Munich is preparing its home factory for a new age
BMW will build the new i3 at its home plant in Munich. The Milbertshofen site has been producing premium cars for more than a century. Over the past four years, the factory went through a major overhaul. BMW built a new body shop and a modern assembly area together with fresh logistics space. Those new buildings are now nearing completion.
Production of the new BMW i3 will begin in those halls in August 2026. The first cars will reach customers in the autumn of the same year. A year later, Munich’s production portfolio will switch entirely to all electric Neue Klasse models. BMW is not testing some side project here. It is turning its home factory towards a completely new course.

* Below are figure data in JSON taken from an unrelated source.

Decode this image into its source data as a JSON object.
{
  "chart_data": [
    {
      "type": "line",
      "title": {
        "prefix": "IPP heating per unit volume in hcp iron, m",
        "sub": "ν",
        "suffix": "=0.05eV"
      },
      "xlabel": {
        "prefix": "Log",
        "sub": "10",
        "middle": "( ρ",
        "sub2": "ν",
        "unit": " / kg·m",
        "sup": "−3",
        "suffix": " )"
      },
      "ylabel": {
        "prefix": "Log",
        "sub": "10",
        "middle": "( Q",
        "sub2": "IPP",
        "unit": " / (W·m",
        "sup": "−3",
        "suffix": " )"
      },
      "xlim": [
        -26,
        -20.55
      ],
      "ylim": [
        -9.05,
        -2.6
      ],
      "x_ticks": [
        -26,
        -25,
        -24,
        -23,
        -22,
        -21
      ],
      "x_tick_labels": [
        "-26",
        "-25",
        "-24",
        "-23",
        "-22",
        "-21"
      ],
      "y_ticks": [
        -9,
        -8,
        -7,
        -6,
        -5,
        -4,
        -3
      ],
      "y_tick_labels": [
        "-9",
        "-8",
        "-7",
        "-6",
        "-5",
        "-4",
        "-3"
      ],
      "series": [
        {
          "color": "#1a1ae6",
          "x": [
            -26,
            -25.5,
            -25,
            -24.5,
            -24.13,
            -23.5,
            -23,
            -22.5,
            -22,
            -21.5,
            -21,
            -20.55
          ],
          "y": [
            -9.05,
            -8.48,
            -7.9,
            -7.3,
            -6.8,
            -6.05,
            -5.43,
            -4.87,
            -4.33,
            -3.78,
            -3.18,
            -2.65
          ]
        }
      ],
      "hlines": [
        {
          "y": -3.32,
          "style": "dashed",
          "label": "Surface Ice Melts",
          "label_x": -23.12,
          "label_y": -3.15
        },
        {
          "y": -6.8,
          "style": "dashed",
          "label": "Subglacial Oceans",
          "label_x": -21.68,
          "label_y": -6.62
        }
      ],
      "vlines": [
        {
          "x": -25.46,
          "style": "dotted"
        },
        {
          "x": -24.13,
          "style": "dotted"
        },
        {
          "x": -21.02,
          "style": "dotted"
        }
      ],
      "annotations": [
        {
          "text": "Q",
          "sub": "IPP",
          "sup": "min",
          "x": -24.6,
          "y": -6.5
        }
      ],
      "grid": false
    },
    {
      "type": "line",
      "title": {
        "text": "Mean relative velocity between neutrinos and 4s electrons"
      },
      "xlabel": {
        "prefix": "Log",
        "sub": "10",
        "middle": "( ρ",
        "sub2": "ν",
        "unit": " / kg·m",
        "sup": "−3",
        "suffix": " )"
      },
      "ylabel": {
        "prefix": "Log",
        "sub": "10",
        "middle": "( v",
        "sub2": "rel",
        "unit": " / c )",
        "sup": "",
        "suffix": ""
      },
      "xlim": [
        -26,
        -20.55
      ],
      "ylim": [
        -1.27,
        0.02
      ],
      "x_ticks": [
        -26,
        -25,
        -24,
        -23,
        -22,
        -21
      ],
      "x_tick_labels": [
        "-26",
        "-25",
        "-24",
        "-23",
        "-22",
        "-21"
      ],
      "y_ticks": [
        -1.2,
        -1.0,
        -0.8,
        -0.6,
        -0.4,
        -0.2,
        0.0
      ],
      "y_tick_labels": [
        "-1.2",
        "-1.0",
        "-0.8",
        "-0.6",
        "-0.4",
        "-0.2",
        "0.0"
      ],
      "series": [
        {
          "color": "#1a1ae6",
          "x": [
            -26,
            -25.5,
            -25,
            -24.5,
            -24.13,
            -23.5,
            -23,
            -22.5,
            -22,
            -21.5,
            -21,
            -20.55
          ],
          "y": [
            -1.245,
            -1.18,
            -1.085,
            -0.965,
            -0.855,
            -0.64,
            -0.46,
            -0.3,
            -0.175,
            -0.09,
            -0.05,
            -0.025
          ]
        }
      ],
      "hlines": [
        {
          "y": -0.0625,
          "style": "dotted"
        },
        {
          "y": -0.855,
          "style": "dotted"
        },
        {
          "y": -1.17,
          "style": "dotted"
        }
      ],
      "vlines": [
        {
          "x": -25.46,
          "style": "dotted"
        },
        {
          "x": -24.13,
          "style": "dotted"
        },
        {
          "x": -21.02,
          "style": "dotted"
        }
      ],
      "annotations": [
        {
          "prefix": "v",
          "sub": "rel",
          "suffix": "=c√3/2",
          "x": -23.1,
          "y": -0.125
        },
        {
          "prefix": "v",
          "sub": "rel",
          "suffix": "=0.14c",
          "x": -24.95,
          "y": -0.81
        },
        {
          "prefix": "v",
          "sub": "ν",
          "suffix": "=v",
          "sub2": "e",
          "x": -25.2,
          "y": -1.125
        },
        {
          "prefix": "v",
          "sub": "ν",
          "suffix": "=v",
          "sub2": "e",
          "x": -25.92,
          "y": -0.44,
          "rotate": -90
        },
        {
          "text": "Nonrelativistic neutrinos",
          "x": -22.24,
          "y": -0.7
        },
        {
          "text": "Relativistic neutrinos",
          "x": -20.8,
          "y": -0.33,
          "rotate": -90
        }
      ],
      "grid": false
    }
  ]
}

The importance of the BMW i3 stretches beyond a single model. Premium carmakers are now trying to convince buyers that an electric car can be emotional, practical and worry free over long distances at the same time. BMW’s answer is a clever one. Take its best known saloon name, fill it with the newest technology and promise a range figure that leaves rivals at least briefly quieter than before.
The real verdict, though, will only arrive when the i3 reaches the road. Paper always carries 900 kilometres with perfect dignity. The steering wheel, the charger and actual traffic tend to be far more direct.